The bill A3328/S2259, formally known as the “New Jersey Death with Dignity Act,” would allow an adult facing death within six months to obtain medication that they could take themselves to end their life in what the bill describes as “a humane and dignified manner.”
Under the bill, a person would have to have the capacity to make their own health care decisions, and there would have to be a determination by that person’s physician that they are suffering from a terminal illness.
In addition, the legislation would not take effect unless it was approved by voters in a statewide referendum.
One of the Assembly version’s prime sponsors, John Burzichelli, D-3, Paulsboro, said “this is the right time to have a statewide discussion.”
Assemblyman Jerry Green (D-22) of Plainfield, also supported the bill, saying it’s important to have a continuing discussion on this issue, especially before the full Assembly.
Barbara Coombs Lee of Compassion and Choices supported the bill. She said unlike claims by opponents, “assisted dying,” as she termed it, is still rare. In Oregon, only 0.24 percent of all deaths, or 1 in 500, are assisted deaths.
Others who testified said they had relatives who committed suicide, stemming from depression and severe illnesses.

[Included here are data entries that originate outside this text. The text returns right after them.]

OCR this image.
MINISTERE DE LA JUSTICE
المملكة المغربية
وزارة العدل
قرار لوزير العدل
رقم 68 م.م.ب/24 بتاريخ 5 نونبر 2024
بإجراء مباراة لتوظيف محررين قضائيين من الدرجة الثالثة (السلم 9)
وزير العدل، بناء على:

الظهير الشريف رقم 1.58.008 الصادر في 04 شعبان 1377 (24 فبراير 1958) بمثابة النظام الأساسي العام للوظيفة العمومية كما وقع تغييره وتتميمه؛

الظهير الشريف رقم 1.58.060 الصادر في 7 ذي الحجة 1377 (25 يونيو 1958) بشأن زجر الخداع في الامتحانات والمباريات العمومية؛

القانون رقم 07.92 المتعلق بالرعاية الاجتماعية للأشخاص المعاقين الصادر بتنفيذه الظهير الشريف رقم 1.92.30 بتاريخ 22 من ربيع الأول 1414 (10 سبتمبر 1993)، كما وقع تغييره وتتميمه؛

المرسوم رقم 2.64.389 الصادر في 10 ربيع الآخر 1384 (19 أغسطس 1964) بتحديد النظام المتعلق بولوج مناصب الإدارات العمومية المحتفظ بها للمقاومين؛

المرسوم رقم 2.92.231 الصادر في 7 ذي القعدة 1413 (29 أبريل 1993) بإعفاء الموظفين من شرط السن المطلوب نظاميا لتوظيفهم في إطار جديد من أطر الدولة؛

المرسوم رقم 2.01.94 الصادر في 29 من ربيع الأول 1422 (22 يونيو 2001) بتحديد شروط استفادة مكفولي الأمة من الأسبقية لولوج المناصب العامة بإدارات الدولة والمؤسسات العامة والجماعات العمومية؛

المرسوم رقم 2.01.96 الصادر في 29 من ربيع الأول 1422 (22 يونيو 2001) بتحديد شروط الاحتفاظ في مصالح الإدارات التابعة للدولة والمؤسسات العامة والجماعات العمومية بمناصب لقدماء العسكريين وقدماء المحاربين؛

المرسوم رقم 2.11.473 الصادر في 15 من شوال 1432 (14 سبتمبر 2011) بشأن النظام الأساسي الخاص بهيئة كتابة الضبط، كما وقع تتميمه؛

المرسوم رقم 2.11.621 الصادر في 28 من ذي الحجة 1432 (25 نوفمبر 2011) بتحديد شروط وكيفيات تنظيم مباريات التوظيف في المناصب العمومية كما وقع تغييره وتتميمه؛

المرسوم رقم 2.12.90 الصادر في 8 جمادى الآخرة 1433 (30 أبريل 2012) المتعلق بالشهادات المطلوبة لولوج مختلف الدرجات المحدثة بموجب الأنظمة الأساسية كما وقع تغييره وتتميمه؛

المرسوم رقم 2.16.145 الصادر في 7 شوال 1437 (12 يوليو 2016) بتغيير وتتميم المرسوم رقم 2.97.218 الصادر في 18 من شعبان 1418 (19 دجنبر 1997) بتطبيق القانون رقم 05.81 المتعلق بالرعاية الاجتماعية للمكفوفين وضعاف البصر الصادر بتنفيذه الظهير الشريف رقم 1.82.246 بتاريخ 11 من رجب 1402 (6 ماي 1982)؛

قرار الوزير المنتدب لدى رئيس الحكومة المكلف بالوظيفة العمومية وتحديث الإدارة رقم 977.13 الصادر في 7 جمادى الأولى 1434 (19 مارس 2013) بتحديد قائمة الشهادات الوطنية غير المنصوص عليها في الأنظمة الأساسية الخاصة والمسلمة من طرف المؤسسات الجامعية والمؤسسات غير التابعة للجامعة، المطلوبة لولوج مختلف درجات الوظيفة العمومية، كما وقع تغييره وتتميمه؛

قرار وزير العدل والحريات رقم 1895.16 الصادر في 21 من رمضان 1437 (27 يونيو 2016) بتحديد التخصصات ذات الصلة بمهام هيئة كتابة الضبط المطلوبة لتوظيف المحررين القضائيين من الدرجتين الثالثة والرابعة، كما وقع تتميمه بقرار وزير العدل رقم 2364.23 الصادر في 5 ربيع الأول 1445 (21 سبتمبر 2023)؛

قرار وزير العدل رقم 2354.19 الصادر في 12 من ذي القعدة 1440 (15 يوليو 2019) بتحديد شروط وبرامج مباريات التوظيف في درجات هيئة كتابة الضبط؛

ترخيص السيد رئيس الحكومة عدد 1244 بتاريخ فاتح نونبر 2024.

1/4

Shelia McLaughlin, of Beverly, who had an aunt who died recently said, “dying with dignity” is an option that should be available to patients.
Teresa Connor, government affairs director of Compassion and Choices, said the Oregon law is a good starting point, but if New Jersey adopts a similar law, it should have more updated procedures in place.
However, Patrick R. Brannigan of the New Jersey Catholic Conference opposes the bill, saying that a 6-month prognosis could be “wildly” off, and that it could increase suicides among service members if they’re suffering from mental illnesses.
“Our duty is to assist them…not kill them,” he said.
“Medical specialties in pain management can allow us to deal with all pain effectively.”
Marie Tasy of New Jersey Right to Life said just because someone has a terminal illness does not mean they will die in 6 months.
“Some people do beat the odds.”
Tasy said the number of suicides in general in Oregon has increased considerably since 2000. Oregon passed the assisted dying law in 1997.
“Do we really want to follow Oregon’s lead?”
But Committee Chairman Herb Conaway said the “correlation means nothing.”
Among some of the bill’s other provisions:
*A person could not take advantage of this option merely because they are old or disabled;
*There must be at least two witnesses to the person’s request for medication, and one of those witnesses must not be a blood relative;
*If the attending physician believes the patient is suffering from a psychological disorder that impairs judgment, the patient must be referred for counseling;
*The Division of Consumer Affairs in the Department of Law and Public Safety would be involved in proper documentation and oversight of the procedure.